The rail industry is set to miss a target to give all passengers the option of travelling without a paper ticket by the end of the year, despite being handed £80m of public money.
The Rail Delivery Group (RDG), which brings together Network Rail and train operating companies (TOCs) to improve the railway, was unable to state when the target would be met.
It follows the failure of the Government’s South East Flexible Ticketing programme, which also had an £80m budget, and again shows the difficulty of delivering improvements for passengers across a fragmented rail industry.
Bar code tickets can be displayed on a phone screen
In October last year, the Department for Transport (DfT) announced an £80m funding package to deliver ‘smart ticketing’. It stated that the funding would ensure that ‘every passenger will have the choice of travelling without a paper ticket by the end of 2018’.

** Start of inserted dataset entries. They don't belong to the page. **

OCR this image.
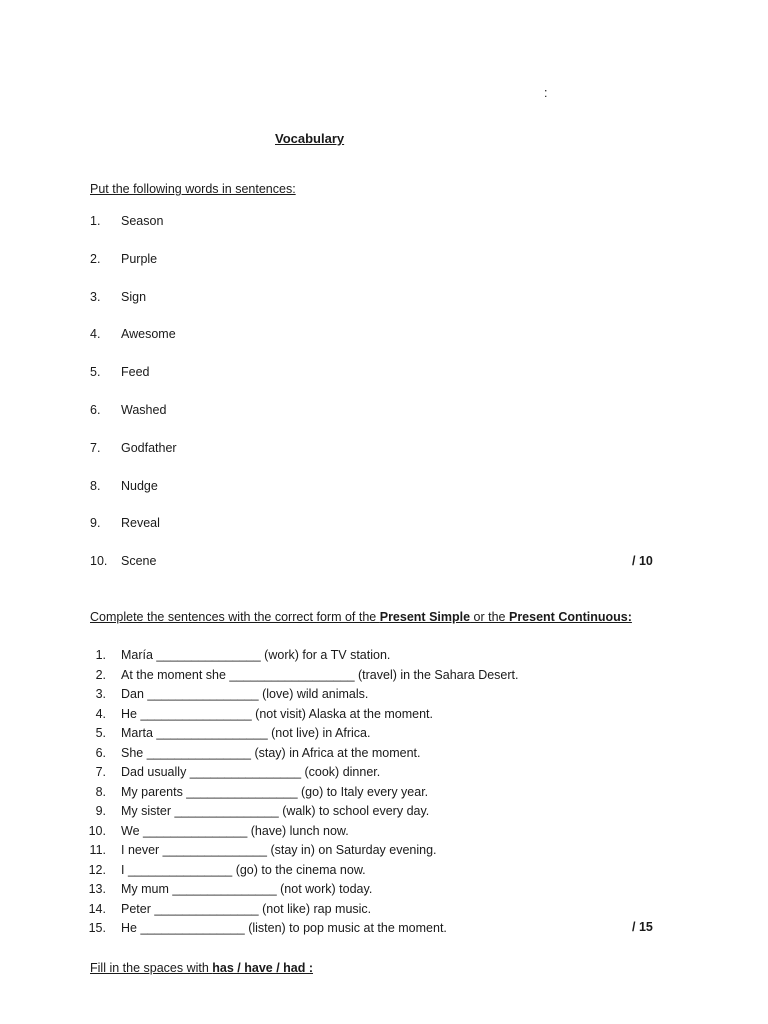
:
Vocabulary
Put the following words in sentences:
1. Season
2. Purple
3. Sign
4. Awesome
5. Feed
6. Washed
7. Godfather
8. Nudge
9. Reveal
10. Scene	/ 10
Complete the sentences with the correct form of the Present Simple or the Present Continuous:
1. María _______________ (work) for a TV station.
2. At the moment she __________________ (travel) in the Sahara Desert.
3. Dan ________________ (love) wild animals.
4. He ________________ (not visit) Alaska at the moment.
5. Marta ________________ (not live) in Africa.
6. She _______________ (stay) in Africa at the moment.
7. Dad usually ________________ (cook) dinner.
8. My parents ________________ (go) to Italy every year.
9. My sister _______________ (walk) to school every day.
10. We _______________ (have) lunch now.
11. I never _______________ (stay in) on Saturday evening.
12. I _______________ (go) to the cinema now.
13. My mum _______________ (not work) today.
14. Peter _______________ (not like) rap music.
15. He _______________ (listen) to pop music at the moment.	/ 15
Fill in the spaces with has / have / had :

It suggested that this would be a step towards genuinely ‘smart’ ticketing – ‘to give passengers more tailored options to pay for their travel, saving them money and offering better value deals’.
Asked by Transport Network whether the 2018 target would be met, an RDG spokesperson said: ‘A smart ticketing option (barcode or smart card) is on track to be available to almost all passengers on almost all routes by the end of 2018 in line with our long-term plan for change where we committed to delivering smart ticketing for seven out of 10 journeys by the end of 2018.’
Asked when smart ticketing would be available to all passengers, the RDG said: ‘The industry is working hard to ensure that remaining routes are upgraded as soon as possible.’
Behind the scenes (and the barcodes)
The RDG has publicly stated that smart tickets broadly fall into two categories: barcode tickets and smartcard tickets and that there is both an £80m government investment programme for ITSO smartcards, ‘which will mean most journeys can be made by ITSO smartcard’, and a £27m TOC programme for national acceptance of barcode tickets. Both types of ticket could potentially be stored on mobile phones.
At the time of its original announcement, the DfT said that discussions with TOCs about the introduction of ‘mobile phone smart cards’ were at an advanced stage, with deals soon to be reached with three operators.
It said: ‘This will mean that both mobile phone smart cards and mobile barcode tickets will soon be accepted by every operator in England and Wales and be interoperable across different franchises.’
Transport secretary Chris Grayling said: ‘This significant investment will ensure that passengers across the network can use mobile phones, bar codes and smart cards across almost all of the network by the end of next year .’
Signs of trouble
Mr Grayling’s suggestion that it would not be possible for passengers to use all three ‘smart’ ticketing methods to travel across the network by the end of 2018 appears to reflect an understanding even then that the plastic smartcards that are issued by individual TOCs mainly for use across their own franchises would not be widely interoperable.
While this remains the case, TOCs have struggled even to get their smartcards to work across their own networks, particularly where they overlap with other franchises. GTR,the largest franchise in the country, has confirmed that its ‘The Key’ smart card cannot currently be used across its network, specifically where it overlaps with other franchises.
A spokesperson said: ‘Along with all operators, we'll be adding further routes as soon as possible, but it isn't possible to say when all networks will be completely covered. Much depends on the development of the necessary technology.’
Similarly, South Western Railway’s ‘Touch’ smartcard cannot currently be used across its whole network, including stations such as Epsom in Surrey, which is managed by Southern, part of the GTR franchise.
GTR told Transport Network that its difficulty in extending the Key across its own network stems from issues of ‘both equipment and software’.
Transport Network understands that different TOCs’ ITSO ‘front office’ systems use a different hierarchy when looking for a smartcard has caused difficulties, despite the fact ITSO's ‘smart ticketing’ system should deliver interoperability.
Although the RDG has engaged smart ticketing technology firm Rambus to support a wider roll-out of smart ticketing across rail operators in England, the RDG said that it was unable to provide any detail as to which TOCs would have a ticketless process that would work across its own networks or with one or more other TOC systems by the end of the year.
The RDG added that it is leading the industry-funded element of rolling out mobile barcode ticketing but was unable to state when this would be achieved across the network.
Its spokesperson said: We are working to have barcodes operating on almost all routes by the end of 2018 with the remainder upgraded as soon as possible.’
Transport Network has approached the DfT for comment.